Over 34 million people are currently living with HIV/AIDS. Combination antiviral therapies have significantly reduced the morbidity and mortality of the disease;however, there is currently no cure for the disease. Discovery that a naturally occurring variant of CCR5, the delta32 mutation, renders cells resistant to HIV infection has led to efforts by several academic laboratories and biotech companies to find gene therapy approaches to mimic the delta32 mutation. This project will demonstrate the feasibility of using peptide nucleic acids (PNAs) as a therapeutic to genetically truncate the CCR5 protein in CD34+ stem cells and block HIV cell entry. Preliminary experiments that modified the CCR5 gene used a targeting PNA with a donor DNA sequence to induce a stop codon near the delta32 mutation. In this Phase I project, we will develop a novel strategy for PNA-induced CCR5 gene modification to increase the CD34+ mutation frequency to clinically useful levels.

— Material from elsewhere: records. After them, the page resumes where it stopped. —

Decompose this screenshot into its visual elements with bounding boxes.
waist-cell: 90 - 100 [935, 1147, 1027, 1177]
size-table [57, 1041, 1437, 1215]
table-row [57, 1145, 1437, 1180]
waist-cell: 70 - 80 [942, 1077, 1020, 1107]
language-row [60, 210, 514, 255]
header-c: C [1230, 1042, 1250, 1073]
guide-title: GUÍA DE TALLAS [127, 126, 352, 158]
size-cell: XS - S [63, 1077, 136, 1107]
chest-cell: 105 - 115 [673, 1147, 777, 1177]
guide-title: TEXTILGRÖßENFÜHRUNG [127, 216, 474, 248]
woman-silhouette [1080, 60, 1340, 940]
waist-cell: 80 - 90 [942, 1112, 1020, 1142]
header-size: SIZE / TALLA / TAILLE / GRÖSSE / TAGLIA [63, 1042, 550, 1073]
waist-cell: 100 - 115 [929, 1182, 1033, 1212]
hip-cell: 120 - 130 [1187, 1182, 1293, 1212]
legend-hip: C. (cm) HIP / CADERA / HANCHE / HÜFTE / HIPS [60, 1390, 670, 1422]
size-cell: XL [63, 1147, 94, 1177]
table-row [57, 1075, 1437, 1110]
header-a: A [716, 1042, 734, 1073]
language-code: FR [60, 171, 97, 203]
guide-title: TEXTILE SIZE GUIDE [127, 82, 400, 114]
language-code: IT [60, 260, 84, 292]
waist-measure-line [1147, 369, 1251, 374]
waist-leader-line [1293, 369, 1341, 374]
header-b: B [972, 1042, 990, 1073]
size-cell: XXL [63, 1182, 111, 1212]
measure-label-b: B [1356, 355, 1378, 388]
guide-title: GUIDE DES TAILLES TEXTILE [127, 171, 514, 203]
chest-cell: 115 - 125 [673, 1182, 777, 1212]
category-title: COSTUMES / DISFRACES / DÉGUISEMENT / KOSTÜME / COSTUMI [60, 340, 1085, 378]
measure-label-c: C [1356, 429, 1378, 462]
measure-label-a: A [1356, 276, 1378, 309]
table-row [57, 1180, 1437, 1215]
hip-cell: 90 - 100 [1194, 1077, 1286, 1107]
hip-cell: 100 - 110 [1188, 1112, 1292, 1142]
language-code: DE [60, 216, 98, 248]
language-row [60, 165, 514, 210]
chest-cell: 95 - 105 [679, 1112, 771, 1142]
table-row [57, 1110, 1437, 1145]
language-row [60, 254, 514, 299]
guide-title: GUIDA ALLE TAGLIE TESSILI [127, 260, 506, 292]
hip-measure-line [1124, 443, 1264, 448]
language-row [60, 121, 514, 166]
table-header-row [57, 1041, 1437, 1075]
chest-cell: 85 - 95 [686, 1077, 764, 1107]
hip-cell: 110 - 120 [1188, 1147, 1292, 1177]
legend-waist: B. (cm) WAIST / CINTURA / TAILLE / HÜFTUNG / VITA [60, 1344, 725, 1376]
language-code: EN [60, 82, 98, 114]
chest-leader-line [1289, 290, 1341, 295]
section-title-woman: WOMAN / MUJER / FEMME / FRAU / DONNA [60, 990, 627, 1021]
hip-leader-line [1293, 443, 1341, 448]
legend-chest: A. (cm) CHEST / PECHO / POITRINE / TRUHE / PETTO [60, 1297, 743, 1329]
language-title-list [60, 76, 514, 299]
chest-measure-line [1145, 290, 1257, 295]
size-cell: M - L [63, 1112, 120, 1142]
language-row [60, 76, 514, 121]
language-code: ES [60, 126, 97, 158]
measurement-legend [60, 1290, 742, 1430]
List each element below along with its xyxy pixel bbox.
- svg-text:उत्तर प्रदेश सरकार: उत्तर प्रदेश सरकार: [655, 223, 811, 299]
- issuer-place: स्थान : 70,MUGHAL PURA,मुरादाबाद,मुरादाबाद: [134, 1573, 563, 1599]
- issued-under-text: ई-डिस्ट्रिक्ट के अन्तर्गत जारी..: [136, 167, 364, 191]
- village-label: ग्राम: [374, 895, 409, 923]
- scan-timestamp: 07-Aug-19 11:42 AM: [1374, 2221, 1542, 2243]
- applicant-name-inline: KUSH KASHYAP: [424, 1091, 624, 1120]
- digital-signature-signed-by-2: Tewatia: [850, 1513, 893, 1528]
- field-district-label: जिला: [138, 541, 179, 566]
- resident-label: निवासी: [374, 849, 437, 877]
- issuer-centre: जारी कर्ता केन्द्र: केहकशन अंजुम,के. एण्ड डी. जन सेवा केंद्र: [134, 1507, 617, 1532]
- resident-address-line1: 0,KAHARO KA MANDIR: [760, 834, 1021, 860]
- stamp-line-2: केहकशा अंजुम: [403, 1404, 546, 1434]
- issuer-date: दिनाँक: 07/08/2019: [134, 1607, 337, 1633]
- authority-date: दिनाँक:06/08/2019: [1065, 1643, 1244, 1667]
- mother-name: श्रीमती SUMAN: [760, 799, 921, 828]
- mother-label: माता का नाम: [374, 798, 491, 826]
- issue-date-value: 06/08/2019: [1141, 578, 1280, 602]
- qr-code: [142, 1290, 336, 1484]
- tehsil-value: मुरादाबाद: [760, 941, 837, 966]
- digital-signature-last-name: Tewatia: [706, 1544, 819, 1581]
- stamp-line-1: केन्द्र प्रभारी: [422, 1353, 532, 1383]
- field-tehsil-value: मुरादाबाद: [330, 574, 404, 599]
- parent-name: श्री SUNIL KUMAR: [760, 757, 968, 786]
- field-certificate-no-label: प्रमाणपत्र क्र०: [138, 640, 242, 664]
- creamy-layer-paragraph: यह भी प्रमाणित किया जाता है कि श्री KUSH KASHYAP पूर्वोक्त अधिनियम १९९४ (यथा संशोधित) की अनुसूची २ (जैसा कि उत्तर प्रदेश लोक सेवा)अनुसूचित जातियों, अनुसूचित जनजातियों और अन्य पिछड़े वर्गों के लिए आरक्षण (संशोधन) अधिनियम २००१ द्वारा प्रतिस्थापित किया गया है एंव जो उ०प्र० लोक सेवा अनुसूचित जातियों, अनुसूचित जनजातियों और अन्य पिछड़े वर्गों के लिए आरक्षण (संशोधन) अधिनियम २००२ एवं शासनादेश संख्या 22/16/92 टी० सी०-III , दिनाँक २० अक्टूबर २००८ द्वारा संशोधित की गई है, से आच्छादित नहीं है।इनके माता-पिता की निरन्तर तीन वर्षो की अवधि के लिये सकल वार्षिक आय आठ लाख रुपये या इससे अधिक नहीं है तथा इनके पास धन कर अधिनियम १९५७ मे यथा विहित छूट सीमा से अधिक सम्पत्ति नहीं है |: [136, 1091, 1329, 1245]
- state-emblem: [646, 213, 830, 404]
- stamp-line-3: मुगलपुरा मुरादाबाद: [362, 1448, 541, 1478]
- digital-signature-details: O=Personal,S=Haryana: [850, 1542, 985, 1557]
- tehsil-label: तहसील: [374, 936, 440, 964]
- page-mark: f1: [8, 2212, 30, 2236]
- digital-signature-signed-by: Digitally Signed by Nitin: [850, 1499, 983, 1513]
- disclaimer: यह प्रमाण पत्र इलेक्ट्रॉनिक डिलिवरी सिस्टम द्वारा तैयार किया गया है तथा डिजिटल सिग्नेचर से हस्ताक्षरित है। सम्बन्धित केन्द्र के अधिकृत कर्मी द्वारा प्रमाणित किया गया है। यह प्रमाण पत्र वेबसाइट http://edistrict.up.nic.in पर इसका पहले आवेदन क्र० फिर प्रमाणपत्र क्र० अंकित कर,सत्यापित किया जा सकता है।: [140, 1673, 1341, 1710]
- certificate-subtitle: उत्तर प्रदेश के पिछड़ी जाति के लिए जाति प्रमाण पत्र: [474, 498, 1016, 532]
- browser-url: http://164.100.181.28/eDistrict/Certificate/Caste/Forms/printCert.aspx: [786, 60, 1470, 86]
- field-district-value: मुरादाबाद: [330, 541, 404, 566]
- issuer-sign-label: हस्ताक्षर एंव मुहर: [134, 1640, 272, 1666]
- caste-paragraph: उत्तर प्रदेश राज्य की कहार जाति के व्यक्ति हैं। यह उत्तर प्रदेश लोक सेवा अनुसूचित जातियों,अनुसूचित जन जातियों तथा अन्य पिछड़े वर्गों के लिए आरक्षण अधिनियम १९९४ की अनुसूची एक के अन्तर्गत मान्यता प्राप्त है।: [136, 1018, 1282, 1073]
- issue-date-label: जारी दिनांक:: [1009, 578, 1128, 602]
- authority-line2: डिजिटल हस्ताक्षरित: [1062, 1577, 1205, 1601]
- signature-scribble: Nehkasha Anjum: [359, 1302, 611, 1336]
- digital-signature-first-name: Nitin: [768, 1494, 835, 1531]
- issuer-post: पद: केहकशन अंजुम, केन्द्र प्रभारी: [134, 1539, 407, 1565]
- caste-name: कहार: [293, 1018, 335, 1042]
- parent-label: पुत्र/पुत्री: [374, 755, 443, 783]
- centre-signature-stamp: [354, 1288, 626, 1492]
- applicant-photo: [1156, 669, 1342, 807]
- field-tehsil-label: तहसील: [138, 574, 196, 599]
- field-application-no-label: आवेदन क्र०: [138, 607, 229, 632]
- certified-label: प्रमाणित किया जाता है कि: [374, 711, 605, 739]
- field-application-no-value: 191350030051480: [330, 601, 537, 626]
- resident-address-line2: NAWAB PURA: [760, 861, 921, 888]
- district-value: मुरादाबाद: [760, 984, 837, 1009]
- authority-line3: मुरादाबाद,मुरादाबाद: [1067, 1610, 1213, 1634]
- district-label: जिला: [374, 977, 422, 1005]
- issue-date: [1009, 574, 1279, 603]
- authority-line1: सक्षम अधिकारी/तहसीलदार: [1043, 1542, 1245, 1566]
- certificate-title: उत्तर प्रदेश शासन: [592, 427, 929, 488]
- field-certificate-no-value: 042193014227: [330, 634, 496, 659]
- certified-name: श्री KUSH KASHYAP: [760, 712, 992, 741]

Specific Aim 1 experiments will test the feasibility of a PNA targeting strategy where we will conjugate DNA strand breaking molecules directly to the PNA to induce site specific breaks in the CCR5 gene. Mutagenic repair of these breaks via the error-prone non-homologous end joining pathway will lead to frameshift mutations and a truncated CCR5 protein. This repair mechanism is expected to generate a significant increase in CCR5 frameshift mutations.
In Specific Aim 2 experiments, we will compare clinically relevant PNA delivery methods for modification of the CCR5 gene in human CD34+ stem cells. A successful Phase I project will identify PNA conjugates and delivery methods suitable for a Phase II project that will use our novel strategy to establish HIV-resistant T cells in the humanized mouse model of HIV infection. Our long- term goal is to develop a highly specific clinical PNA conjugate CCR5 gene modification protocol that will create HIV-resistant immune cells in HIV patients and reduce their need for long-term antiretroviral therapy.
The goal of this project is to develop a therapeutic gene targeting protocol to block entry of HIV into cells. Our protocol will be designed to induce mutations in the CCR5 gene in isolated blood stem cells from HIV patients, and then reintroduce the cells back into the patient to increase the number of HIV-resistant immune cells. Our strategy has the potential to reduce the need for long-term drug therapy to control HIV infections.